Release my people from the shackles of Hennessy

scuppernong grape

A viral tweet with over 43,000 likes sparking various forms of debate about Hennessy-infused foods from popcorn to chicken recently made the rounds on what’s colloquially known as “black Twitter”- a subsection of Twitter where black people discuss everything within the culture.

Hennessy is often the drink we were told to love from birth, the drink our uncles brought to the cookout, the first drink we consumed (often too much of) at a college party. Hennessy was a rite of passage, but how many of us actually liked the fact that the only options marketed to us were hard liquor? How many of us even knew there were other ways to drink?

Why do we fill our Saturday nights packed at sweaty clubs drinking high strength spirits that leave us feeling terrible the next day only to do it again the next week? As a black wine marketer I’m wondering what our industry can do to change for the better.

To understand why we drink the way we do is a quick lesson in Maslow’s Hierarchy of Needs, socioeconomics, and marketing. According to Maslow, social interaction is a psychological need. No matter one’s race, we all need to socialize, we all need to feel connected and safe with people we share commonalities with. Black people don’t have the luxury of many spaces that fulfil those needs. No matter how much we may dislike the overall experience offered by clubs, they are among the few places where we can socialize with people like us.

Let’s consider socioeconomics: in communities of color there are liquor stores on every corner. These stores are often built in places underfunded and neglected by their local governments. Too often they capitalize on the misfortune of others and enable a cycle of alcoholism and abuse that ravishes an entire community.

Have you noticed that low ABV wines and spirits are rarely marketed towards people of color? The aesthetic of enjoying a 7% cocktail on a warm summer’s day with friends is reserved for white faces, while sleek and sexy 40% spirits are for young aspirational black people. The message is clear: “this is what you should drink if you want to be cool,” “If you want to be a real shot-caller, you have to drink this and drink a lot of it.”

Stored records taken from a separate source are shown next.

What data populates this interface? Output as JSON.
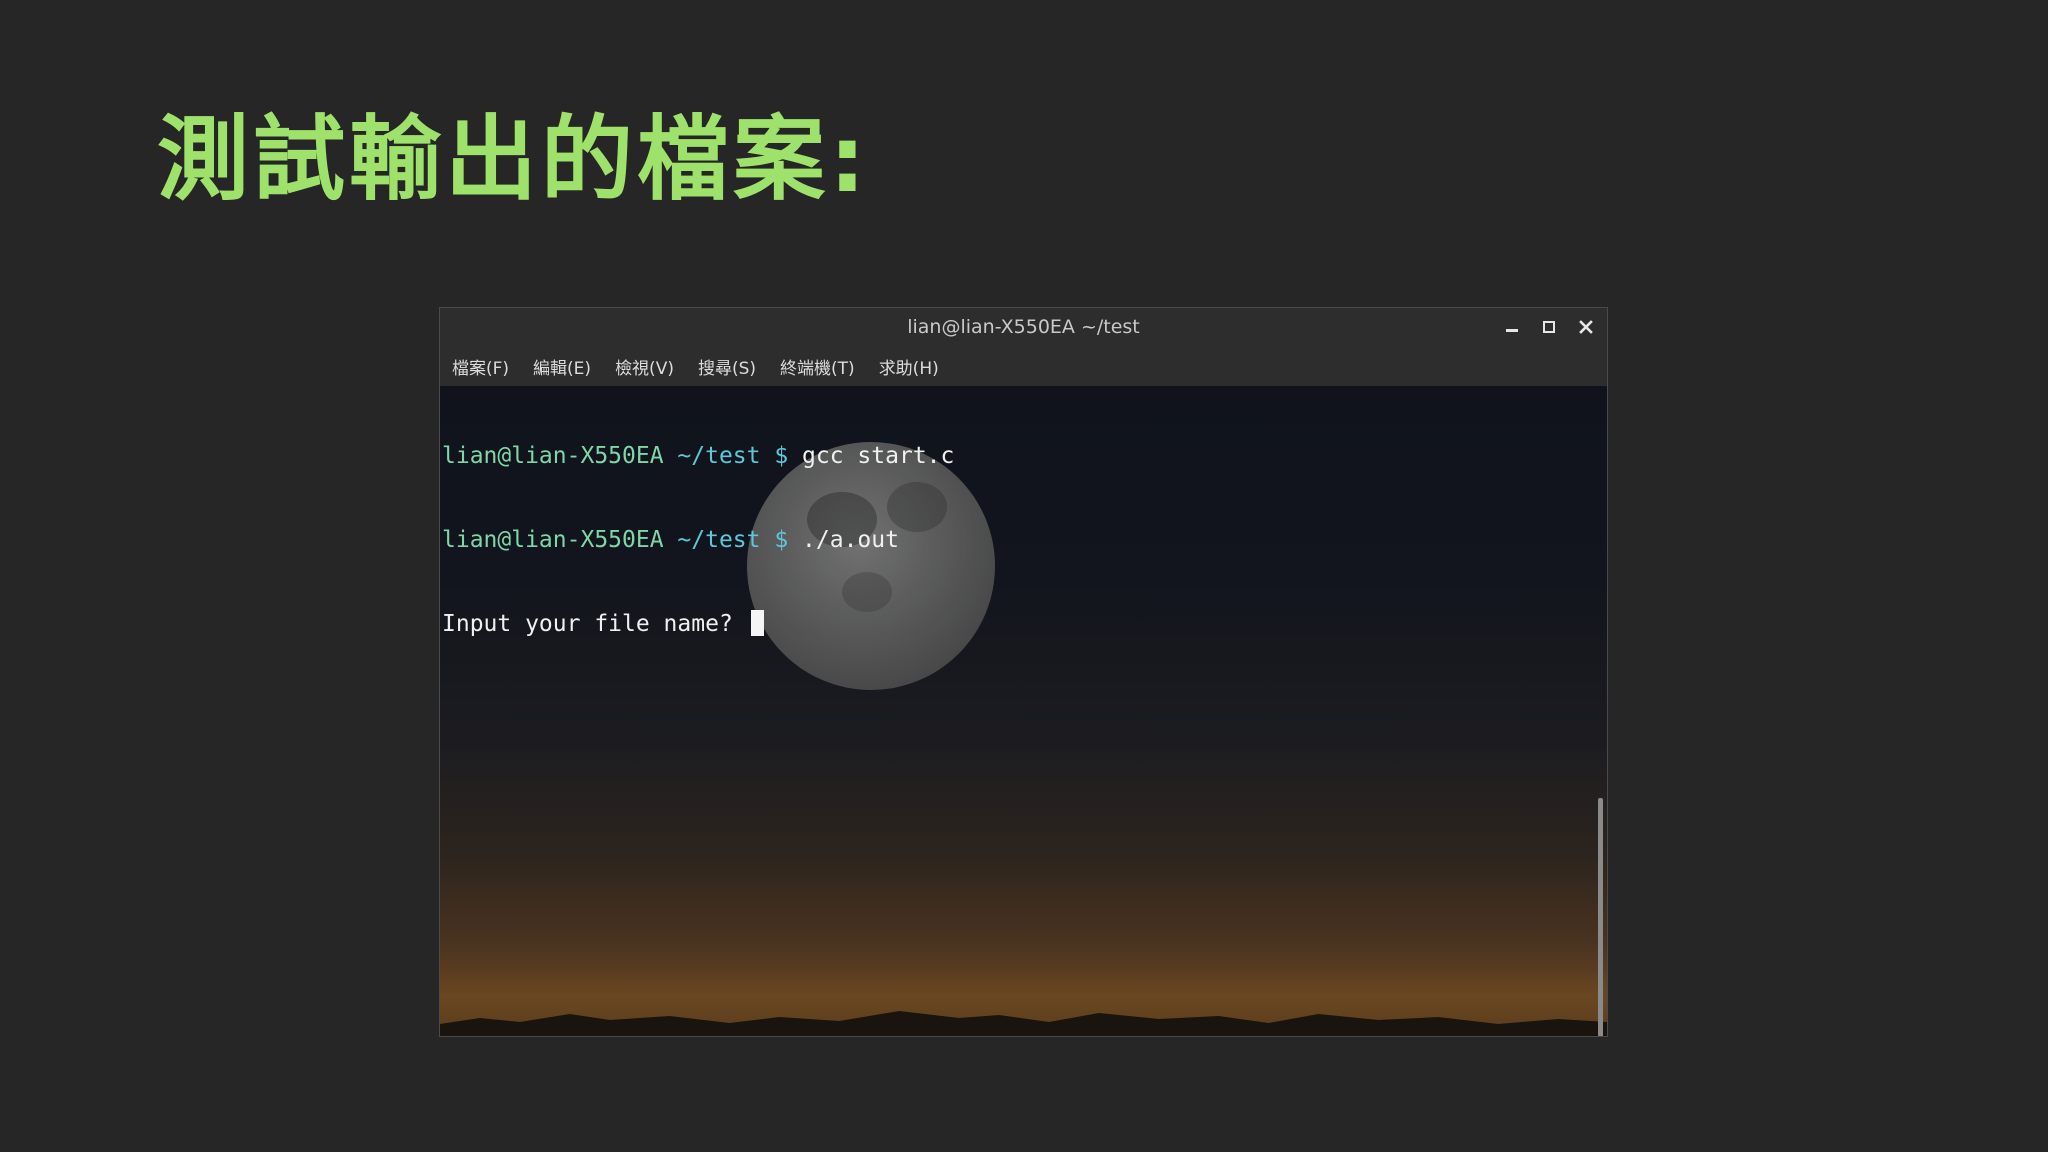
{
  "slide": {
    "title": "測試輸出的檔案:",
    "title_color": "#9ee26b",
    "background_color": "#262626"
  },
  "window": {
    "title": "lian@lian-X550EA ~/test",
    "controls": {
      "minimize_icon": "minimize-icon",
      "maximize_icon": "maximize-icon",
      "close_icon": "close-icon"
    }
  },
  "menu": {
    "items": [
      {
        "label": "檔案(F)"
      },
      {
        "label": "編輯(E)"
      },
      {
        "label": "檢視(V)"
      },
      {
        "label": "搜尋(S)"
      },
      {
        "label": "終端機(T)"
      },
      {
        "label": "求助(H)"
      }
    ]
  },
  "terminal": {
    "colors": {
      "prompt_user": "#7fd6a6",
      "prompt_path": "#5fc7d8",
      "text": "#f0f0f0"
    },
    "lines": [
      {
        "user": "lian@lian-X550EA",
        "path": " ~/test $ ",
        "command": "gcc start.c"
      },
      {
        "user": "lian@lian-X550EA",
        "path": " ~/test $ ",
        "command": "./a.out"
      }
    ],
    "output": "Input your file name? ",
    "wallpaper": "moon-night-sky"
  }
}
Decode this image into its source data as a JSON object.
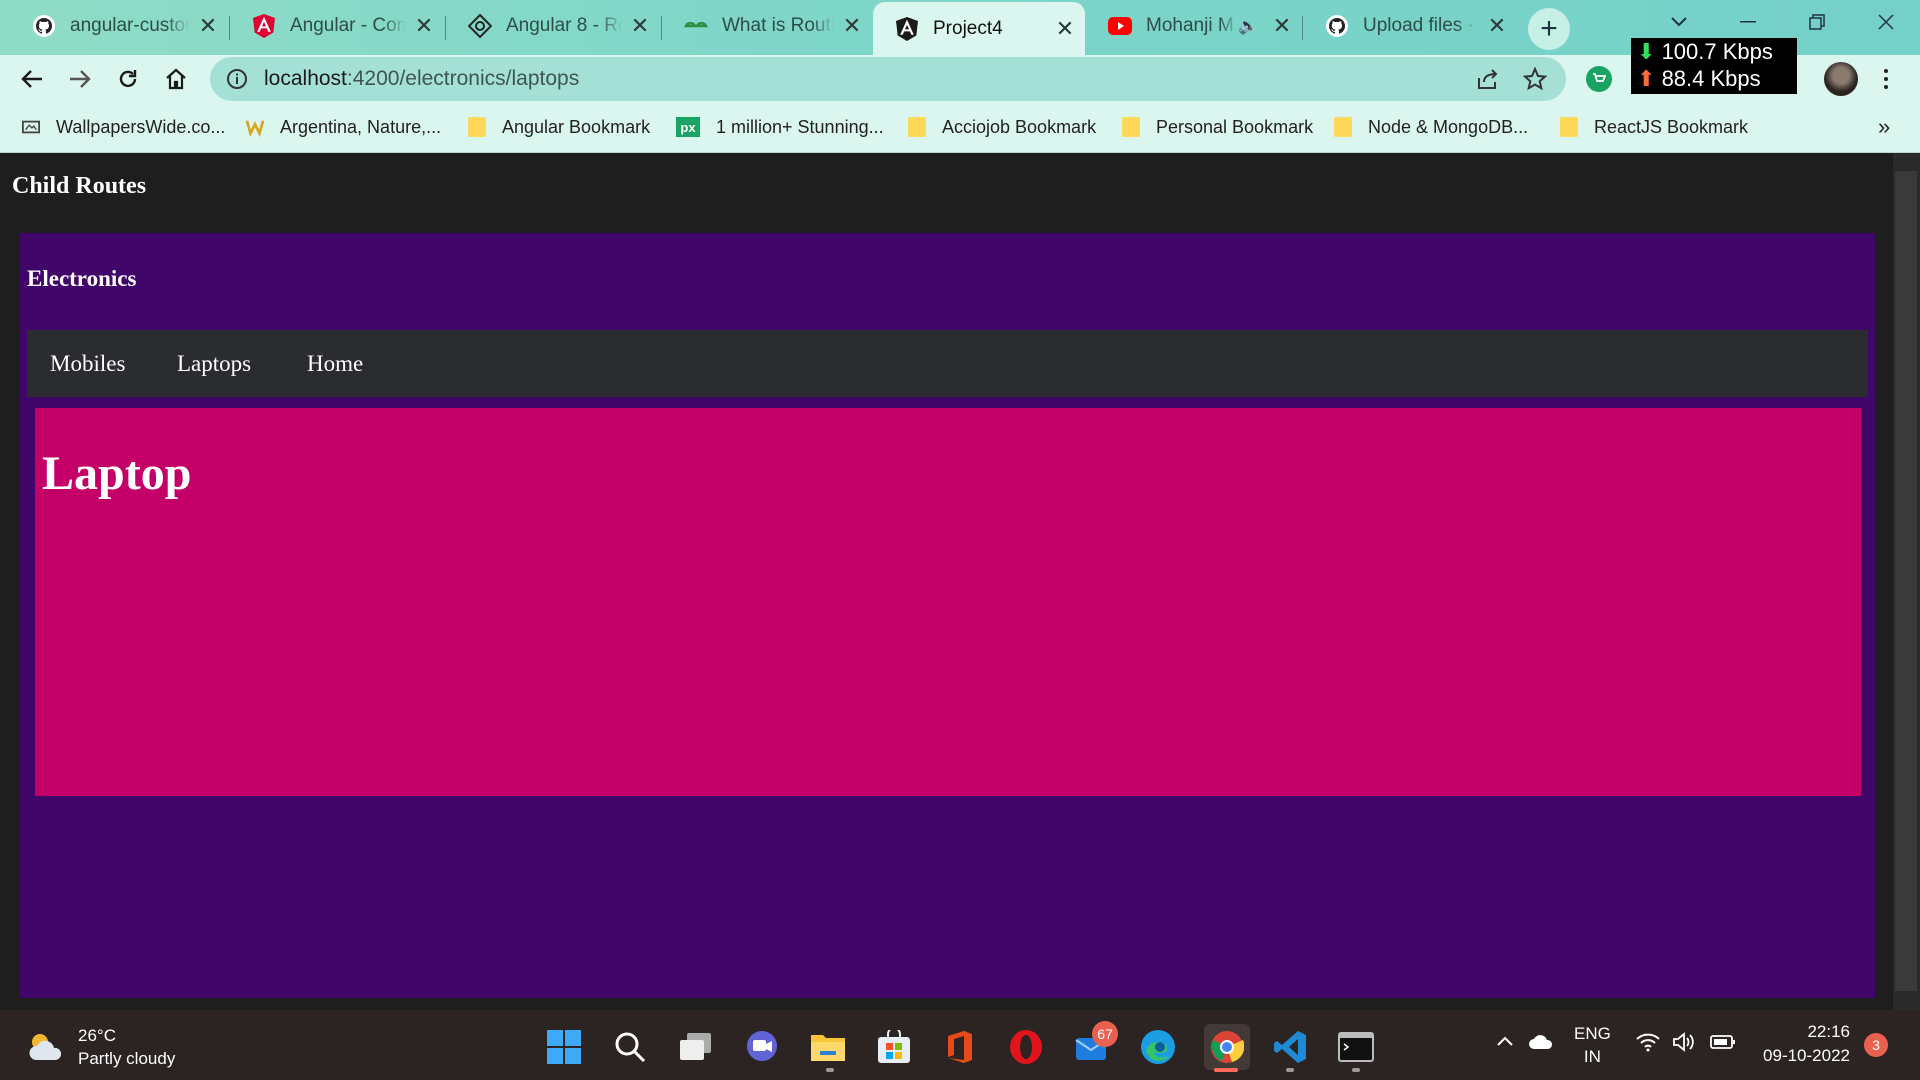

Working in marketing involves a lot of research and storytelling, and constructing a narrative for people to connect to. Marketers influence behavior and, as much as companies may want to pretend otherwise, that influence comes with responsibility. Companies have an ethical duty to the people that consume their products.

This focus on marketing high strength drinks to black people comes with devastating consequences. I think its time for our industry to think ethically about how we sell — and remove those hard liquor shackles.

Striker Reese

Striker hails from Columbia, SC, and now calls the DMV home. He brings a fresh and diverse perspective to the wine industry and creative solutions for wine drinkers of all ages and backgrounds.